Brown frames the first part of the book explicitly in terms of mythologist Joseph Campbell's “hero's journey,” the narrative arc of exploration, transformation, and return characteristic of classical myths and fairy tales. I am. “The news of my father's death tore apart my familiar world and shocked me into a land that was not unknown, but felt foreign to me.”For my father's funeral Her account of her first journey into her father's world is personal in tone, but her story of Shetland literature, wildlife, geology and folklore is as if she carries her grief at arm's length. Digressions are frequently interrupted. Nevertheless, there are some touching intimate moments. Finding her father's old pipe in a drawer brings back childhood memories that resonate in a different way since his death from lung cancer. “There's so much in this little brown pipe, its round shape so pleasant, its effect so deadly.”

The second part of the book, which is more candid reportage, finds her on firmer ground. Here, she studies local news archives and scientific papers with key players on both sides of the debate: those who argue that turbines destroy precious habitat, and the chance for islands to share a sustainable environment. This will be verified in conjunction with direct interviews with people who believe that. Wealth for the future. She fairly allows her interviewees to make their case and ultimately concludes that her hero's journey analogy was the wrong model all along.
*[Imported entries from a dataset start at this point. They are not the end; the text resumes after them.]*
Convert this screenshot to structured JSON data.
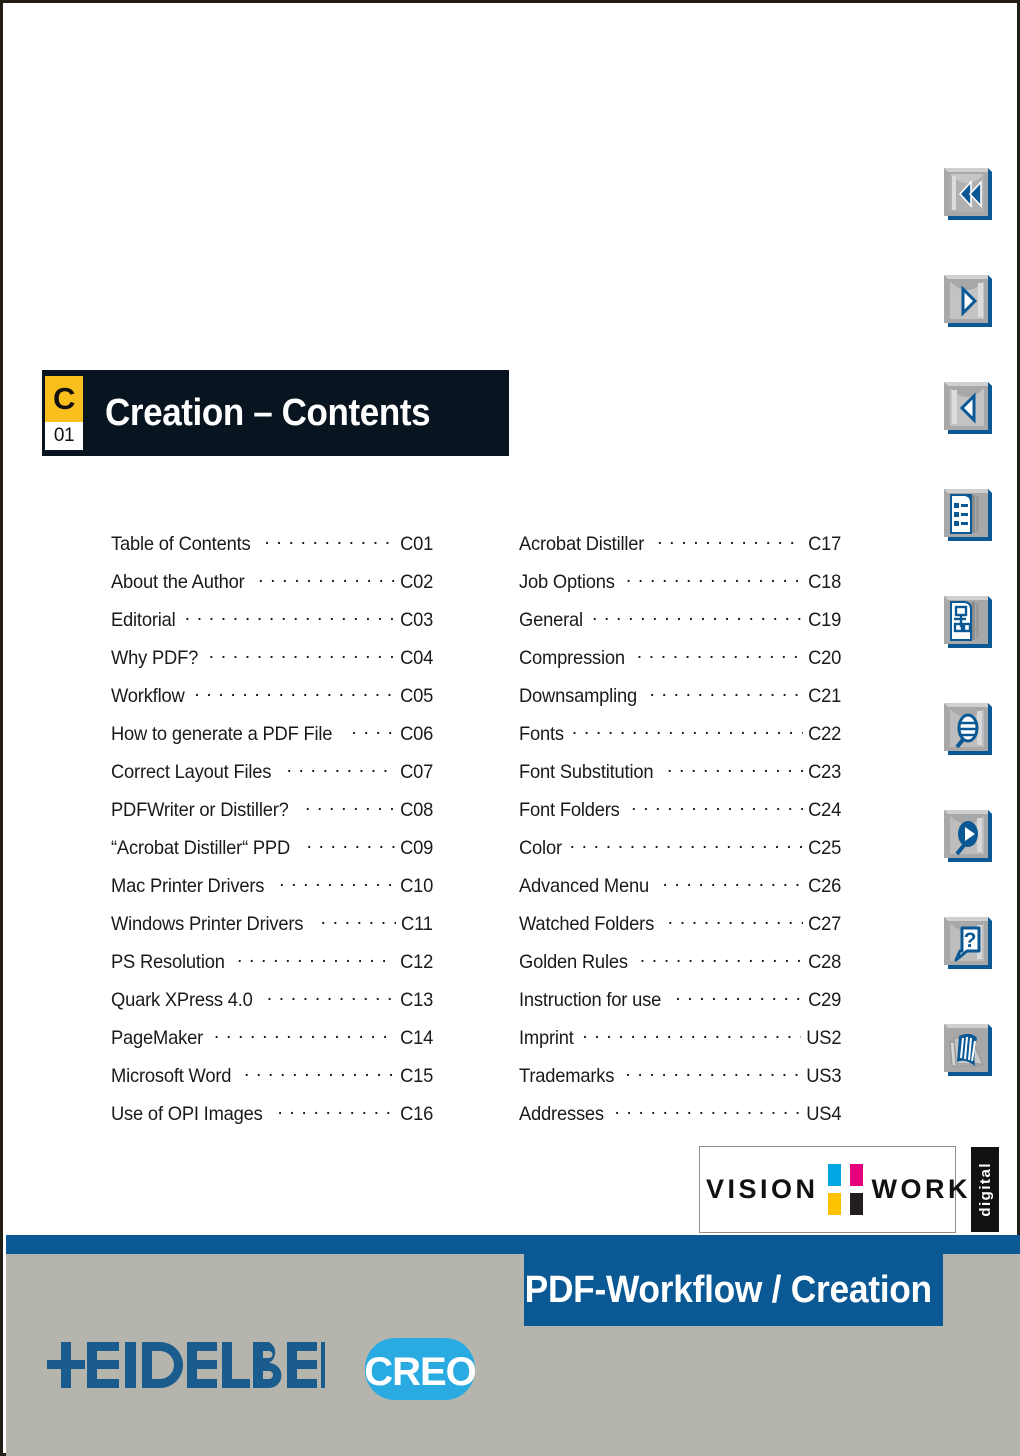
{
  "document": {
    "chapter_letter": "C",
    "chapter_number": "01",
    "title": "Creation – Contents",
    "footer_title": "PDF-Workflow / Creation"
  },
  "toc": {
    "left_column": [
      {
        "label": "Table of Contents",
        "page": "C01"
      },
      {
        "label": "About the Author",
        "page": "C02"
      },
      {
        "label": "Editorial",
        "page": "C03"
      },
      {
        "label": "Why PDF?",
        "page": "C04"
      },
      {
        "label": "Workflow",
        "page": "C05"
      },
      {
        "label": "How to generate a PDF File",
        "page": "C06"
      },
      {
        "label": "Correct Layout Files",
        "page": "C07"
      },
      {
        "label": "PDFWriter or Distiller?",
        "page": "C08"
      },
      {
        "label": "“Acrobat Distiller“ PPD",
        "page": "C09"
      },
      {
        "label": "Mac Printer Drivers",
        "page": "C10"
      },
      {
        "label": "Windows Printer Drivers",
        "page": "C11"
      },
      {
        "label": "PS Resolution",
        "page": "C12"
      },
      {
        "label": "Quark XPress 4.0",
        "page": "C13"
      },
      {
        "label": "PageMaker",
        "page": "C14"
      },
      {
        "label": "Microsoft Word",
        "page": "C15"
      },
      {
        "label": "Use of OPI Images",
        "page": "C16"
      }
    ],
    "right_column": [
      {
        "label": "Acrobat Distiller",
        "page": "C17"
      },
      {
        "label": "Job Options",
        "page": "C18"
      },
      {
        "label": "General",
        "page": "C19"
      },
      {
        "label": "Compression",
        "page": "C20"
      },
      {
        "label": "Downsampling",
        "page": "C21"
      },
      {
        "label": "Fonts",
        "page": "C22"
      },
      {
        "label": "Font Substitution",
        "page": "C23"
      },
      {
        "label": "Font Folders",
        "page": "C24"
      },
      {
        "label": "Color",
        "page": "C25"
      },
      {
        "label": "Advanced Menu",
        "page": "C26"
      },
      {
        "label": "Watched Folders",
        "page": "C27"
      },
      {
        "label": "Golden Rules",
        "page": "C28"
      },
      {
        "label": "Instruction for use",
        "page": "C29"
      },
      {
        "label": "Imprint",
        "page": "US2"
      },
      {
        "label": "Trademarks",
        "page": "US3"
      },
      {
        "label": "Addresses",
        "page": "US4"
      }
    ]
  },
  "nav_rail": {
    "buttons": [
      {
        "icon": "first-page-icon"
      },
      {
        "icon": "next-page-icon"
      },
      {
        "icon": "previous-page-icon"
      },
      {
        "icon": "table-of-contents-icon"
      },
      {
        "icon": "document-structure-icon"
      },
      {
        "icon": "search-icon"
      },
      {
        "icon": "search-again-icon"
      },
      {
        "icon": "help-icon"
      },
      {
        "icon": "pages-overview-icon"
      }
    ]
  },
  "logos": {
    "visionwork": {
      "word_left": "VISION",
      "word_right": "WORK",
      "suffix": "digital",
      "dot_colors": [
        "#00a6e2",
        "#e6007e",
        "#fdc300",
        "#231f20"
      ]
    },
    "heidelberg": "HEIDELBERG",
    "creo": "CREO"
  },
  "colors": {
    "banner_bg": "#081420",
    "chapter_tab": "#f9bf1d",
    "accent_blue": "#0a5894",
    "footer_gray": "#b5b5ae",
    "creo_cyan": "#29abe2",
    "heidelberg_blue": "#1a5c8e"
  }
}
I was not a flawed hero, nor was I an adventurer facing trials and challenges alone against adversity. ” Woven through it all is the island’s long history of resources and vulnerability to exploitation. Only a new paradigm that prioritizes community over profit can break this cycle.

shetland way Offering a fascinating insight into a unique place where past and future are in uneasy tension, this work is a clear-cut work rooted in a deep love not just for the islands but for the wider land and elements on which we all depend. It is written in an expression.